Local munitions maker Allied Defense Group Inc. is on the verge of bouncing back from two years of losses, the Vienna, Va., company said last week.

But shares of Allied Defense closed down 40 cents at $8.50 on the American Stock Exchange yesterday, despite recent news that the company negotiated several new orders worth about $170 million over three years.

The firm has received contracts from clients in Europe, North America and other markets for more than $90 million, it announced Wednesday. The orders involve a variety of ammunition types, including 25 mm cannon and recoilless rifle ammunition as well as 105 mm Howitzer projectiles.

About $80 million in additional options to these orders is subject to formal awards, which Allied Defense expects to receive next year.

Company executives declined to comment for this article, but in a statement last week, Chief Executive Officer John J. Marcello, a retired U.S. Army major general, said: “We are emerging from a two-year depressed business cycle due to a delay in the receipt of these large contracts.”

In the meantime, the company has “made progress to improve operational processes so that we can operate more profitably going forward,” he added.

Much of the Allied Defense’s ammunition business — specializing in medium to heavy caliber ammunition — comes from its Belgian subsidiary, MECAR S.A. In addition, the company’s other subsidiaries provide electronic security products such as fire detection or management systems.

The company has been waiting for a large award from a major foreign customer, and the delay “has caused a lot of internal problems,” said Brian J. Butler, a research analyst with Friedman, Billings, Ramsey & Co. Inc. in Arlington.

“The ammunition business is lumpy in nature, but historically, they’ve been able to smooth it out,” Mr. Butler said. “This delay has been pretty meaningful.”

Last month, the company refinanced $30 million in debt and settled default claims with creditors.

In its most recent financial results for the first quarter ended March 31, Allied Defense reported a loss of $17.9 million ($2.76 per share) compared with a loss of $3.7 million (62 cents) a year ago.

Allied Defense “has always been a company with great opportunities in front of it,” said Mr. Butler, whose company doesn’t have an investment banking relationship with the firm.
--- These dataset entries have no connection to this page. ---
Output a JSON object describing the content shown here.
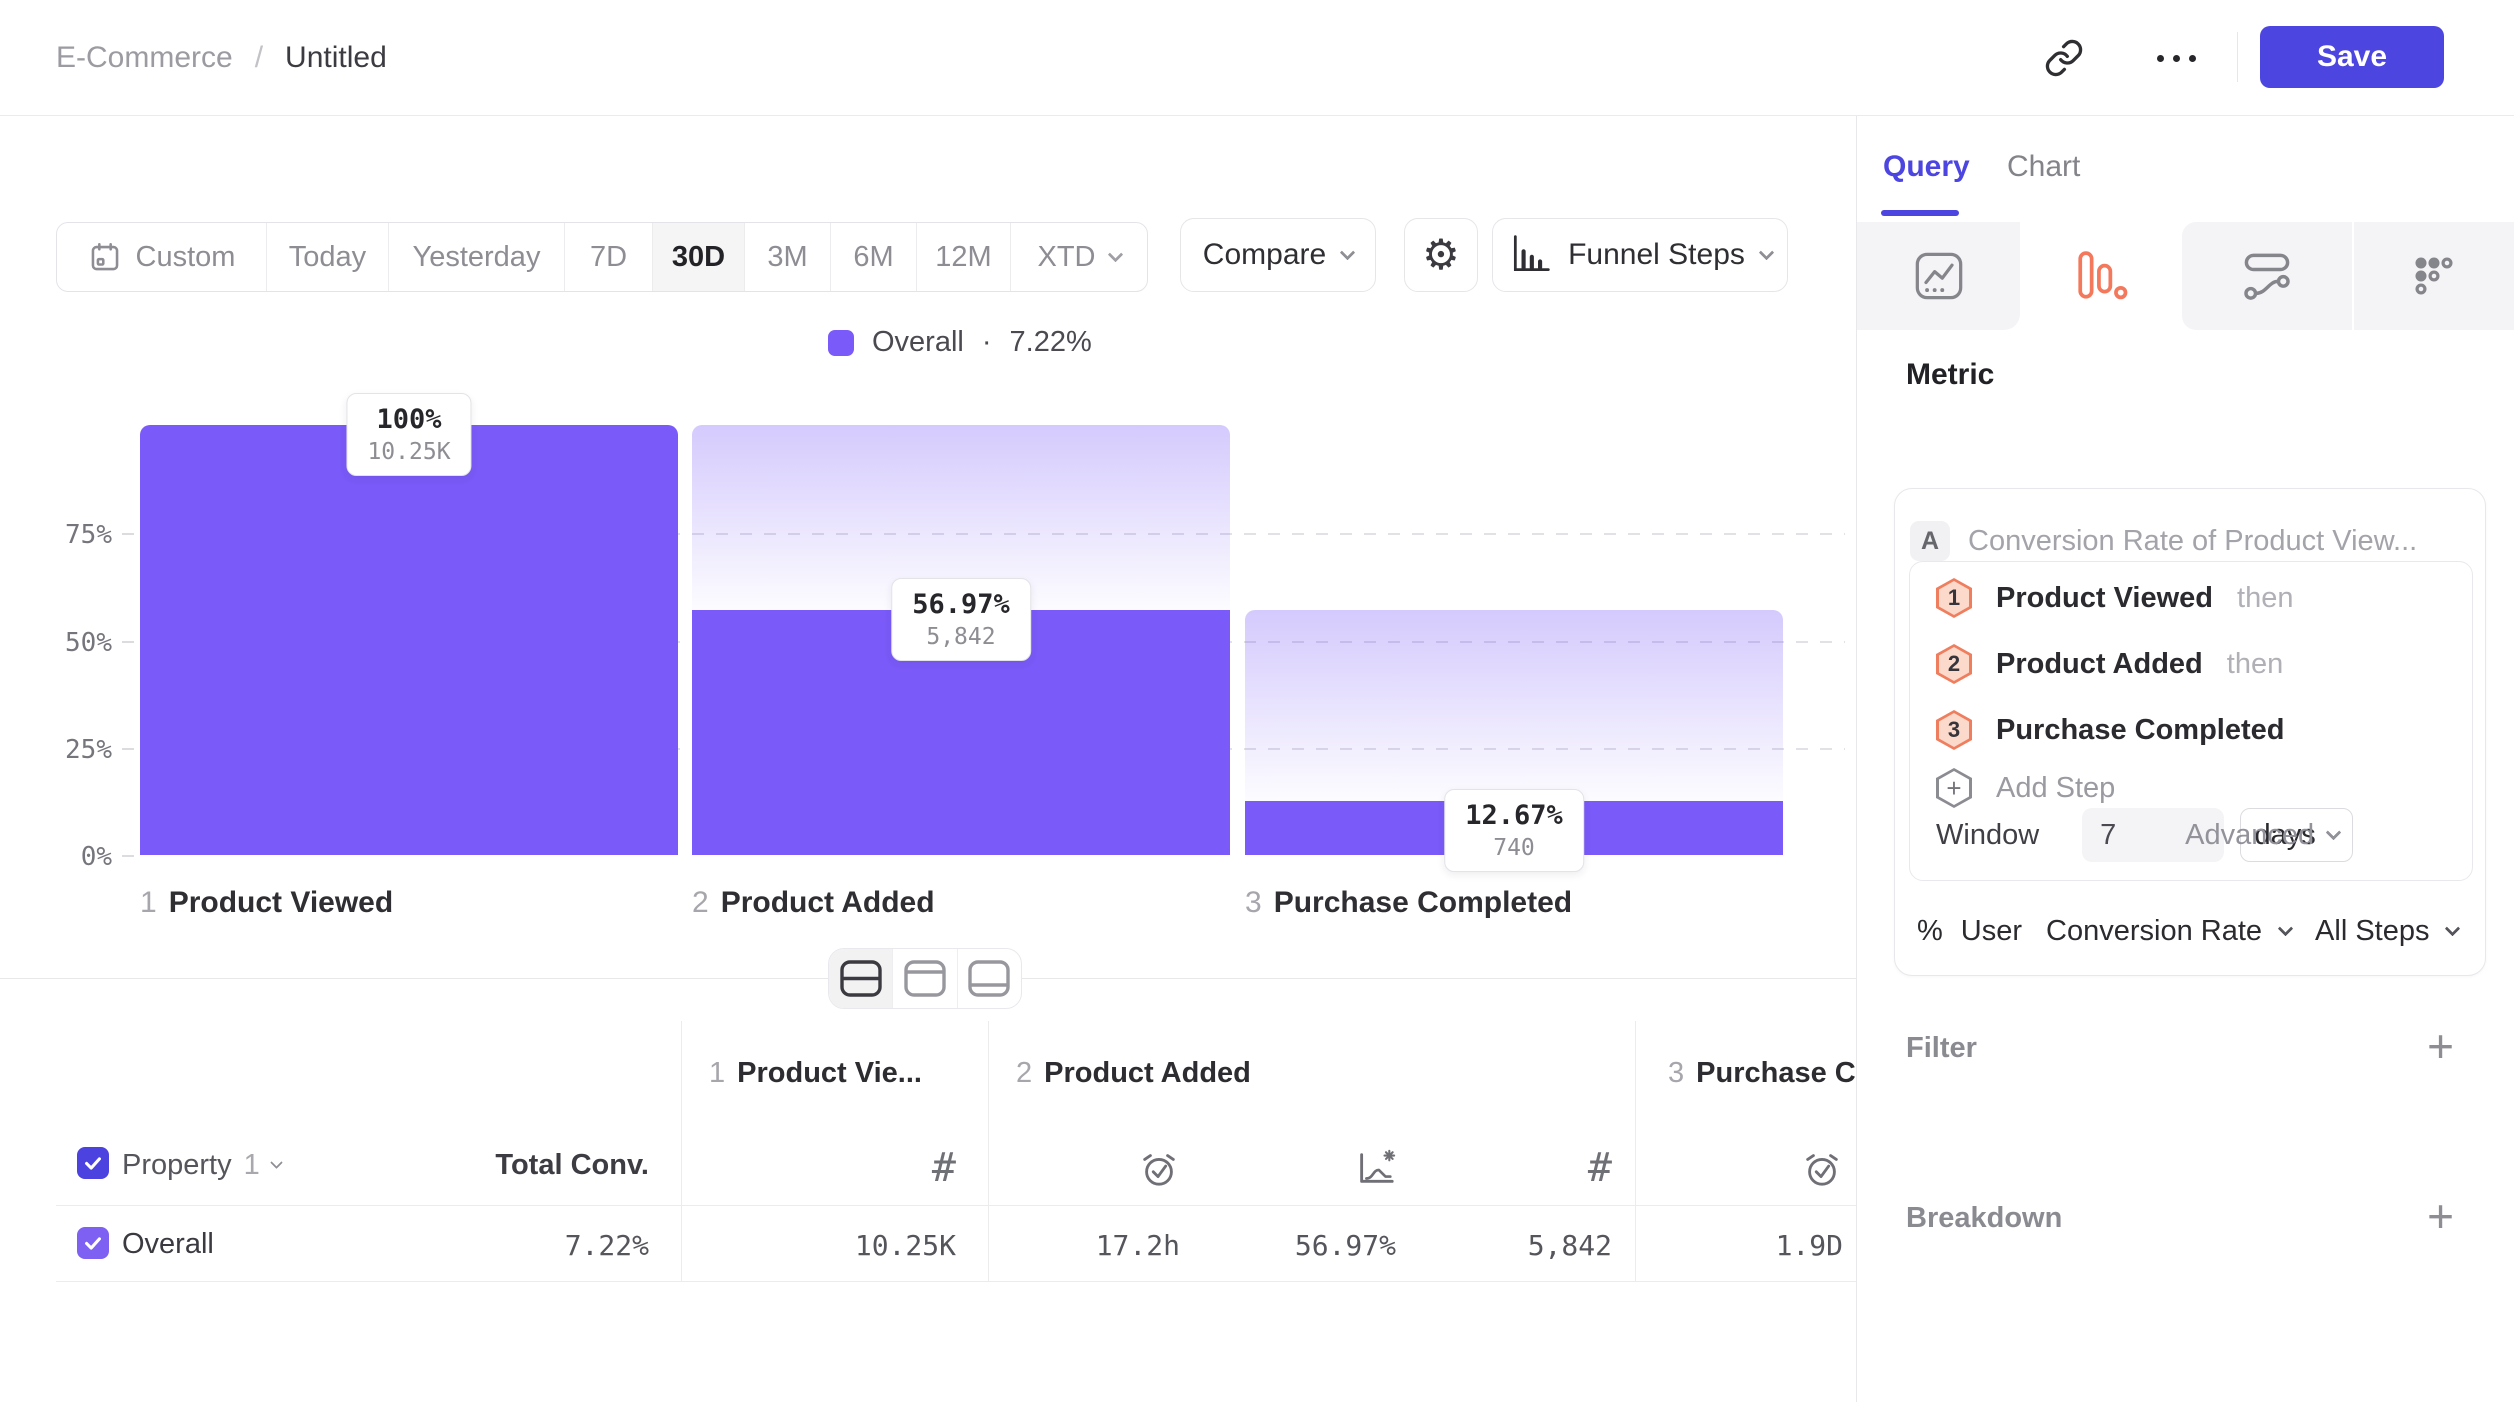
{
  "topbar": {
    "project": "E-Commerce",
    "separator": "/",
    "title": "Untitled",
    "save": "Save"
  },
  "toolbar": {
    "ranges": [
      {
        "label": "Custom"
      },
      {
        "label": "Today"
      },
      {
        "label": "Yesterday"
      },
      {
        "label": "7D"
      },
      {
        "label": "30D"
      },
      {
        "label": "3M"
      },
      {
        "label": "6M"
      },
      {
        "label": "12M"
      },
      {
        "label": "XTD"
      }
    ],
    "selected_range": "30D",
    "compare": "Compare",
    "chart_type": "Funnel Steps"
  },
  "chart_data": {
    "type": "funnel",
    "legend": {
      "name": "Overall",
      "separator": "·",
      "value": "7.22%",
      "color": "#7a5af8"
    },
    "y_ticks": [
      "75%",
      "50%",
      "25%",
      "0%"
    ],
    "ylim": [
      0,
      100
    ],
    "grid": "dashed-horizontal-25-50-75",
    "bar_color": "#7a5af8",
    "steps": [
      {
        "index": "1",
        "name": "Product Viewed",
        "conversion_pct": 100,
        "pct_label": "100%",
        "count": 10250,
        "count_label": "10.25K"
      },
      {
        "index": "2",
        "name": "Product Added",
        "conversion_pct": 56.97,
        "pct_label": "56.97%",
        "count": 5842,
        "count_label": "5,842"
      },
      {
        "index": "3",
        "name": "Purchase Completed",
        "conversion_pct": 12.67,
        "pct_label": "12.67%",
        "count": 740,
        "count_label": "740"
      }
    ]
  },
  "table": {
    "header": {
      "property": "Property",
      "property_num": "1",
      "total": "Total Conv."
    },
    "groups": [
      {
        "num": "1",
        "name": "Product Vie..."
      },
      {
        "num": "2",
        "name": "Product Added"
      },
      {
        "num": "3",
        "name": "Purchase Completed"
      }
    ],
    "row": {
      "name": "Overall",
      "total": "7.22%",
      "values": [
        "10.25K",
        "17.2h",
        "56.97%",
        "5,842",
        "1.9D"
      ]
    }
  },
  "panel": {
    "tabs": {
      "query": "Query",
      "chart": "Chart"
    },
    "metric_heading": "Metric",
    "metric": {
      "badge": "A",
      "title": "Conversion Rate of Product View...",
      "steps": [
        {
          "num": "1",
          "name": "Product Viewed",
          "conj": "then"
        },
        {
          "num": "2",
          "name": "Product Added",
          "conj": "then"
        },
        {
          "num": "3",
          "name": "Purchase Completed",
          "conj": ""
        }
      ],
      "add_step": "Add Step",
      "window_label": "Window",
      "window_value": "7",
      "window_unit": "days",
      "advanced": "Advanced",
      "measure": {
        "symbol": "%",
        "entity": "User",
        "metric": "Conversion Rate",
        "scope": "All Steps"
      }
    },
    "filter": "Filter",
    "breakdown": "Breakdown",
    "add_icon": "+"
  }
}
But the company, whose ammunitions business abroad focuses on niche artillery such as 90 mm, needs to do a better job of executing on other segments such as its newer U.S. subsidiary, MECAR U.S.A., and its battlefield effects business, which simulates the flash, noise and smoke of battle, he said.

“They really need to make the effort and go to all the base commanders and say, ‘Look, this is a better product than you have and the money is out there to buy it,’ ” Mr. Butler said. “It’s been a tough one, but I really feel at some level they’ve moved past the low point and are kind of on the up-cycle, but it’s going to take some time for them to rebuild confidence with investors.”